The Paolotti Fathers, from the Order of the Minimi of San Francesco di Paola, probably arrived in the city thanks to the Capograssi family who were very much devoted to the saint. They settled in the area just outside Porta Napoli, where there was the small church of Santa Maria delle Grazie.
In 1619 the mayors of the City of Sulmona granted them this site together with some buildings and the adjacent land to allow for the construction of a new church and a convent which was started in 1620.
It is to Captain Vincenzo De Benedictis that we owe the enlargement of the church and the completion of the original convent, which he then gave to the order in 1662. The facilities, which were subsequently damaged by the earthquake of 1706, were later rebuilt and expanded starting from 1742.
Unfortunately the precarious economic situation of the religious order forced them to sell both the land and the property but also part of the convent which was later suppressed in 1770 and auctioned off to Don Nicola Antonio Trasmondi, the Marquis of Introdacqua. So it was that the church was entrusted to the Bishop, and the Paolotti Fathers then left the city.
The church and the garden became a cemetery while the convent remained uninhabited until the arrival of the Capuchin Fathers who had in turn been forced in 1866 to leave the Convent of St. John the Evangelist due to the suppression of the religious orders.
Between 1875 and 1895, they bought the Convent of San Francesco di Paola and the nearby garden and settled there. The church, however, which was looked after by a hermit, remained in the possession of the bishop until 1906.
Over the years, the Capuchins decorated the church and enlarged the convent, adapting it to various functions over time. The date of 1931, inscribed on the threshold of the entrance, could refer to the renovation of the floor or other works on the building. Finally, in March 1956, the church of San Francesco di Paola, still entrusted to the care of the Capuchin Fathers, became a parish. A fire which broke out inside the church in 1974, damaged the apse and the ancient choir, but was quickly restored.
The Baroque facade with a curvilinear base is divided into two horizontal spans of different heights by a cornice, and into three vertical sections by a double row of pilasters. At the centre of the lower section, the portal with architrave is surmounted by a lunette resting on slender pilasters extended with dosseret capitals. In the convex side areas the portal is flanked by two ovals with the emblem of the Minimi and the inscription Charitas enclosed within a blazing sun. At the centre of the upper span, in a vaulted niche, sits the statue of the titular saint made from Majella stone and a mixtilinear tympanum with a cross as the crowning part of the facade.

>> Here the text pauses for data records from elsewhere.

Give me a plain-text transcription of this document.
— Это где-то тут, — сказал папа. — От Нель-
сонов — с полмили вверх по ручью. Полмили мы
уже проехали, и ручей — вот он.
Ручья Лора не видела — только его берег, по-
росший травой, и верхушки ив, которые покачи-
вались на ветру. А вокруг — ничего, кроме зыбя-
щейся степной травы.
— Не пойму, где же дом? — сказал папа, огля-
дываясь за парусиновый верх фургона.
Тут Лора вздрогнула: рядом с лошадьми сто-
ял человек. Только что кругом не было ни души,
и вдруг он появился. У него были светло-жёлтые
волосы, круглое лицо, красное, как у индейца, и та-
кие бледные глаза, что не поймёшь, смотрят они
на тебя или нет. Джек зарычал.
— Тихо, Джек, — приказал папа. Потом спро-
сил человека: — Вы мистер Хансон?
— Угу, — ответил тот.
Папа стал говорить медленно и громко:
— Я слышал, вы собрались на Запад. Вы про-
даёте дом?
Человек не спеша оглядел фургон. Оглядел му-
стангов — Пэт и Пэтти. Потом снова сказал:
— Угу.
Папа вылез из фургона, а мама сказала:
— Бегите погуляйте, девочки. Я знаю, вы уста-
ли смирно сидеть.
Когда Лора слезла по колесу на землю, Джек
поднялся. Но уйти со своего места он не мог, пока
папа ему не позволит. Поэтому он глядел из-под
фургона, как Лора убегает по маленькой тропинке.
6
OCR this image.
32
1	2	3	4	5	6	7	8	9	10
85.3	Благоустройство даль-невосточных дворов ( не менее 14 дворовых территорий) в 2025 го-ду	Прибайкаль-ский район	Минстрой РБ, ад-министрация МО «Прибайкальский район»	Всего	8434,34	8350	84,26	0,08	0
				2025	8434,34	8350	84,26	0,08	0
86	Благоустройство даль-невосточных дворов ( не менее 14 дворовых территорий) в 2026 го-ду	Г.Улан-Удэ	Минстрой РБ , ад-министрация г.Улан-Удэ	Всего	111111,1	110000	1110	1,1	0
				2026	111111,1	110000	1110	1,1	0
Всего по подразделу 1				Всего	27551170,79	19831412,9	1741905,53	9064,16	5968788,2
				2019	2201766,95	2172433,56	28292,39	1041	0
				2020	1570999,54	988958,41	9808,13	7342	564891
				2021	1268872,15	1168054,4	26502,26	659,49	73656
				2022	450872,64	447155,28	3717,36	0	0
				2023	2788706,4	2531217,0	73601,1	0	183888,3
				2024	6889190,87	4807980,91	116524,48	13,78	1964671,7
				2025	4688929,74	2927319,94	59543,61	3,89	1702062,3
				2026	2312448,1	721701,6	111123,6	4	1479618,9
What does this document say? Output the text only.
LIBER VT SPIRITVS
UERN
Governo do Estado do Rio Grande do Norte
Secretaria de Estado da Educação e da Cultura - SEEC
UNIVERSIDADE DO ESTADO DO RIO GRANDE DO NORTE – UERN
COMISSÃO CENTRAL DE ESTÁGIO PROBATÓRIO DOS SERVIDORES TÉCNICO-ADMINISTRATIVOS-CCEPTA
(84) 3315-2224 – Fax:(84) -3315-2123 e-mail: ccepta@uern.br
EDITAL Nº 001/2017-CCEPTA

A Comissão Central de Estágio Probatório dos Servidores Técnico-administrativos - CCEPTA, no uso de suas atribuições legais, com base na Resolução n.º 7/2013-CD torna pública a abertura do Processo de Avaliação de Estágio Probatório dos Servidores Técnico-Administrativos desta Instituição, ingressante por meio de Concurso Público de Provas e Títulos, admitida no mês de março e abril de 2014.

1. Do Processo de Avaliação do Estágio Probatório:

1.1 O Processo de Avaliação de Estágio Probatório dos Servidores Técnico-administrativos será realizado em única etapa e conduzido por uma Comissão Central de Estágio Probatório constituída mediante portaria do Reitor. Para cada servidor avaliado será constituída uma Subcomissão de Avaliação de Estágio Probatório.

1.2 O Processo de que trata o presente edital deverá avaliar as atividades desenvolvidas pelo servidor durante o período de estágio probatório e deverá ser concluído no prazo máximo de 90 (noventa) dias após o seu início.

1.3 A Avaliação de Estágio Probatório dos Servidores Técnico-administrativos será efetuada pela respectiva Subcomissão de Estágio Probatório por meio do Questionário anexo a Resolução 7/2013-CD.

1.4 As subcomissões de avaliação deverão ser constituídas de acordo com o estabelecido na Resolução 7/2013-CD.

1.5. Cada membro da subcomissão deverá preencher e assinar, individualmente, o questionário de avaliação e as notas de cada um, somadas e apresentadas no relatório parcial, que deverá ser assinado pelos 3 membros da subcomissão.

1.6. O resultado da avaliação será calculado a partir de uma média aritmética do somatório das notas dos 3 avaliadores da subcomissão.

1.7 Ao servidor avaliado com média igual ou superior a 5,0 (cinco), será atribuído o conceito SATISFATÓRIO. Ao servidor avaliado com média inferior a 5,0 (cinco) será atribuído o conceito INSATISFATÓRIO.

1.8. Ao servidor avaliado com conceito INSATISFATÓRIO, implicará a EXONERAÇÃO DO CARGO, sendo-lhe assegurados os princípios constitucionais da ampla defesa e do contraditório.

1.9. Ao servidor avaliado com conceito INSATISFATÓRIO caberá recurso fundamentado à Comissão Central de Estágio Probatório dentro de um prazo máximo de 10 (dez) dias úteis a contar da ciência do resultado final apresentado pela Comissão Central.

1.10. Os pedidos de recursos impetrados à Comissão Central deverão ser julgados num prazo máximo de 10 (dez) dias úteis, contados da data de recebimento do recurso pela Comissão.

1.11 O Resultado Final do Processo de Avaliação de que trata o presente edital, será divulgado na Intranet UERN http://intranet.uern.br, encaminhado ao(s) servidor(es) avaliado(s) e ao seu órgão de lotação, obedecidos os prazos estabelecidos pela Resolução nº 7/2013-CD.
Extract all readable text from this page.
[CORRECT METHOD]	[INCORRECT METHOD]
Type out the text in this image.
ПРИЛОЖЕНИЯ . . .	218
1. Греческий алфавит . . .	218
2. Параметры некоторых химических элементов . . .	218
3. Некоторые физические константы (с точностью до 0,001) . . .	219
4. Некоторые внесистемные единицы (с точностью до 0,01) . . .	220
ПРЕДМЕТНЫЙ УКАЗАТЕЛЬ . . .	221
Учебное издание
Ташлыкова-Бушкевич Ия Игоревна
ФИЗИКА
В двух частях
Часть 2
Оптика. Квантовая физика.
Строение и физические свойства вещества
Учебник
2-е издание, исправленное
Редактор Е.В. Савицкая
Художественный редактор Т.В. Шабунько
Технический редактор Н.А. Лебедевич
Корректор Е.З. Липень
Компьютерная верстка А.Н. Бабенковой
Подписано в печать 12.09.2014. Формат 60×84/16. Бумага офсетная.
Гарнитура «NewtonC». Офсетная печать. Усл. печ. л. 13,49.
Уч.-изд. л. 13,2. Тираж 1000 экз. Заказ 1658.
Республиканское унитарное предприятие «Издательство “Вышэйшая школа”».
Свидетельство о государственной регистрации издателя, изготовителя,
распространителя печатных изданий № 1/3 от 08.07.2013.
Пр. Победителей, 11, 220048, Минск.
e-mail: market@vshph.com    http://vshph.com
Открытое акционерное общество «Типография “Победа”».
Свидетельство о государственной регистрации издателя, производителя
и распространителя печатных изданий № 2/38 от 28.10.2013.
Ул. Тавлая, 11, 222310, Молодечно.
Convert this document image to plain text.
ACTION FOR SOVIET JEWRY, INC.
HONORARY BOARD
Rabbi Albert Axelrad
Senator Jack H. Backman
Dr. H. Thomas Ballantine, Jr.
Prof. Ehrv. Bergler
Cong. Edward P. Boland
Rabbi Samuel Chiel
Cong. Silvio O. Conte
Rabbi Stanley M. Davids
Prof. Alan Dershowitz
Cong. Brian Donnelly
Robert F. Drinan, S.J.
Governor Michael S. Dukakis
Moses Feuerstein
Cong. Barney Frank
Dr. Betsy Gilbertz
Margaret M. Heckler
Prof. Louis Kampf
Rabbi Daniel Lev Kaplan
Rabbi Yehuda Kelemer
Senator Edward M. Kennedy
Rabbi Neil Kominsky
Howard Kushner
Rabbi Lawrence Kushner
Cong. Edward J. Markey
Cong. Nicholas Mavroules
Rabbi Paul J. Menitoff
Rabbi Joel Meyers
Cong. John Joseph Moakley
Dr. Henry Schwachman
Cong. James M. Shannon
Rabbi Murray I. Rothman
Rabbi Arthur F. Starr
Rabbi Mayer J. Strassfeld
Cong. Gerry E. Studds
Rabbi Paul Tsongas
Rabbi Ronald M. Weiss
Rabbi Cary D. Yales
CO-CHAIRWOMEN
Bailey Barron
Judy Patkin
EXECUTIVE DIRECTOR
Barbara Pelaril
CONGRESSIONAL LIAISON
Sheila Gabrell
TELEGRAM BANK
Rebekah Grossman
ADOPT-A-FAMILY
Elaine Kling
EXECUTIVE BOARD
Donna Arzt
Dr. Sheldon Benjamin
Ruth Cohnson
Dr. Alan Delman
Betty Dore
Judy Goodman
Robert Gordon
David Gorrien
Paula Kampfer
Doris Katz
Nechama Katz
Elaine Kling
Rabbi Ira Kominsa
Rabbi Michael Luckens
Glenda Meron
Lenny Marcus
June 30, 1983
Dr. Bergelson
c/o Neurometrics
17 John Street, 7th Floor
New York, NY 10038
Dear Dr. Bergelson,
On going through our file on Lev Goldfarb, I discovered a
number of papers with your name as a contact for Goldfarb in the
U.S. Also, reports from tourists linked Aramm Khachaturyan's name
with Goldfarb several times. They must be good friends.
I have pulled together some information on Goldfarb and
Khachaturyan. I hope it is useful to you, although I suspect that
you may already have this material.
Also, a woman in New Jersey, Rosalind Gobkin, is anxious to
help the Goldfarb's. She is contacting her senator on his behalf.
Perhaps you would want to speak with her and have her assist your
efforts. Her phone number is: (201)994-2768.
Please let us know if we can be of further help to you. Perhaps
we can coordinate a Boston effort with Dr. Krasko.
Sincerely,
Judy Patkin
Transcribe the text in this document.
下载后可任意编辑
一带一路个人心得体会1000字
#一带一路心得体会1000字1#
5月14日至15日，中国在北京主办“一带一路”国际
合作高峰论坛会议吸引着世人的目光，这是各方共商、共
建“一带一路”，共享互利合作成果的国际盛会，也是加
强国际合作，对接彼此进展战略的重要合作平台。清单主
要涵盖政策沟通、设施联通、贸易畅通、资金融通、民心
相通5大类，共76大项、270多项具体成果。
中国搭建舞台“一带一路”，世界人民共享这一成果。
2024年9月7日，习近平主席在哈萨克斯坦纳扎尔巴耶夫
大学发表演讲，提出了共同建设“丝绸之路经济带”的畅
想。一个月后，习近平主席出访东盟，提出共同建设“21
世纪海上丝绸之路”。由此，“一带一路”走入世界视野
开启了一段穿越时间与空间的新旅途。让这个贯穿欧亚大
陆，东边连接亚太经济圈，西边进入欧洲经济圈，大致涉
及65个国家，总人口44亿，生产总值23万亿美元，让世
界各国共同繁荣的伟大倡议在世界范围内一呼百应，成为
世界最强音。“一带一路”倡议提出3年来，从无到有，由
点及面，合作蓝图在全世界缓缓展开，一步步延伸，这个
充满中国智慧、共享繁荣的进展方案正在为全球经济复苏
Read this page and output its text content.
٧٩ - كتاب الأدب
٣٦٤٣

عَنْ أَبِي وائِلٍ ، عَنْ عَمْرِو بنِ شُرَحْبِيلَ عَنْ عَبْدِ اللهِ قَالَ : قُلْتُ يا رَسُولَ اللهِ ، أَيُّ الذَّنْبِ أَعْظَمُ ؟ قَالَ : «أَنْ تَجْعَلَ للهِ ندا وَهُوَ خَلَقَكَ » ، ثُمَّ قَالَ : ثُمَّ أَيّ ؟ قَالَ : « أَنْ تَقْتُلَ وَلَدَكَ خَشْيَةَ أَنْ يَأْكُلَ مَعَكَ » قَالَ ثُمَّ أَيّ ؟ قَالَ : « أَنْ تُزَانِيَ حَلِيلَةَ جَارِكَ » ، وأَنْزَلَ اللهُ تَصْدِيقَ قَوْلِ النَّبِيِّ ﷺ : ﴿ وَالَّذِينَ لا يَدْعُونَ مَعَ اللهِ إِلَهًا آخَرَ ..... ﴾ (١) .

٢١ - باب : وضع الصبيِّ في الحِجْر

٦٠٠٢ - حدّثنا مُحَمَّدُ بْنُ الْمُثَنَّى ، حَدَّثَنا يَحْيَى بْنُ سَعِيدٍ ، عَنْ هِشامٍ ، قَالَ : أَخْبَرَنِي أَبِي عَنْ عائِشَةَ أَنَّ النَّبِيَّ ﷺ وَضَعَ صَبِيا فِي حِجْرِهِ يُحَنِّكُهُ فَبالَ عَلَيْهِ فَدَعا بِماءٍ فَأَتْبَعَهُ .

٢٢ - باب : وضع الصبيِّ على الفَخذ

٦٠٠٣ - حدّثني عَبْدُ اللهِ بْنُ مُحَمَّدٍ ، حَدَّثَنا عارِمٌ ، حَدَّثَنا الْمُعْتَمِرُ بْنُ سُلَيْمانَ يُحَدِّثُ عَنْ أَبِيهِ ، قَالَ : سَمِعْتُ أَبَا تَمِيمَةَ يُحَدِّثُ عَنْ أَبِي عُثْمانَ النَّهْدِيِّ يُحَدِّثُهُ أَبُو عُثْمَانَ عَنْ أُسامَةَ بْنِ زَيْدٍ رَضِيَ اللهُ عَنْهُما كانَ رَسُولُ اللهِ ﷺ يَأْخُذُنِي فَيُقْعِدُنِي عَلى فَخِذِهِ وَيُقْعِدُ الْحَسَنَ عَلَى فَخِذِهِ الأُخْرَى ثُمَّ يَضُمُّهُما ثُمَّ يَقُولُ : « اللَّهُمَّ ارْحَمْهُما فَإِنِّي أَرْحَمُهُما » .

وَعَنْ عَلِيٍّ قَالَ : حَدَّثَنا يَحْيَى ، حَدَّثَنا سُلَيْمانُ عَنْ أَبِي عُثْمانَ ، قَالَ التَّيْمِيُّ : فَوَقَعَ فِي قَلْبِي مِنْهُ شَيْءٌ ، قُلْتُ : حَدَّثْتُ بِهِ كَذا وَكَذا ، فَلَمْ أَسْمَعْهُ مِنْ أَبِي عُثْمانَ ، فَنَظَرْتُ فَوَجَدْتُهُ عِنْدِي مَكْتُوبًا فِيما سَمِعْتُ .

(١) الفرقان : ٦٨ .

On the right, slightly set back from the facade of the church, but as a continuation of it, is the square bell tower. Erected in 1966 and 30 metres high, it has two rows of mullioned windows on each side and ends with a pyramidal spire topped with a globe and cross. Next to it are the church halls which are contemporary with the bell tower.
On the left-hand side of the church, in a small glazed niche, the 17th-century white Majella stone statue of Our Lady of Grace, acts as a reminder of the early church.
The Latin cross interior, rebuilt after the earthquake of 1706, is distinctly Baroque in style. The decorative stucco, and the many marble-effect surfaces, relate to later interventions from the 18th century. On the contra facade is the organ with a balustrade decorated with panels.
The hall is flanked by two chapels to the sides of the transept, which are connected to it via arches resting on piers. The altars within them are without tables, however given the rather elaborate decor of the church we can safely assume their original presence. Currently three of them house a wooden confessional.
The barrel-vaulted ceiling with lunettes, the walls of the nave, and the transept, are all decorated with paintings showing scenes from the life of the patron saint of the church, made in the 19th century by the Sulmonese painter Vincenzo Conti. In the middle of the dome is the dove of the Holy Spirit surrounded by the crest of the Paolotti while on the spandrels is a representation of the Tetramorph.
In the apse, behind the white stone altar table, since 2007, a finely- worked, artistic, wooden, tabernacle temple, initially built for the Capuchin church of San Giacomo Maggiore in Campli in 1724 by Fra' Serafino from Nembo and Fra' Stefano from Chieti, has been located. On the back wall of the apse, in a niche, is the statue of San Francesco di Paola, and, on the apse ceiling, there is a large painting representing the Saint in Glory.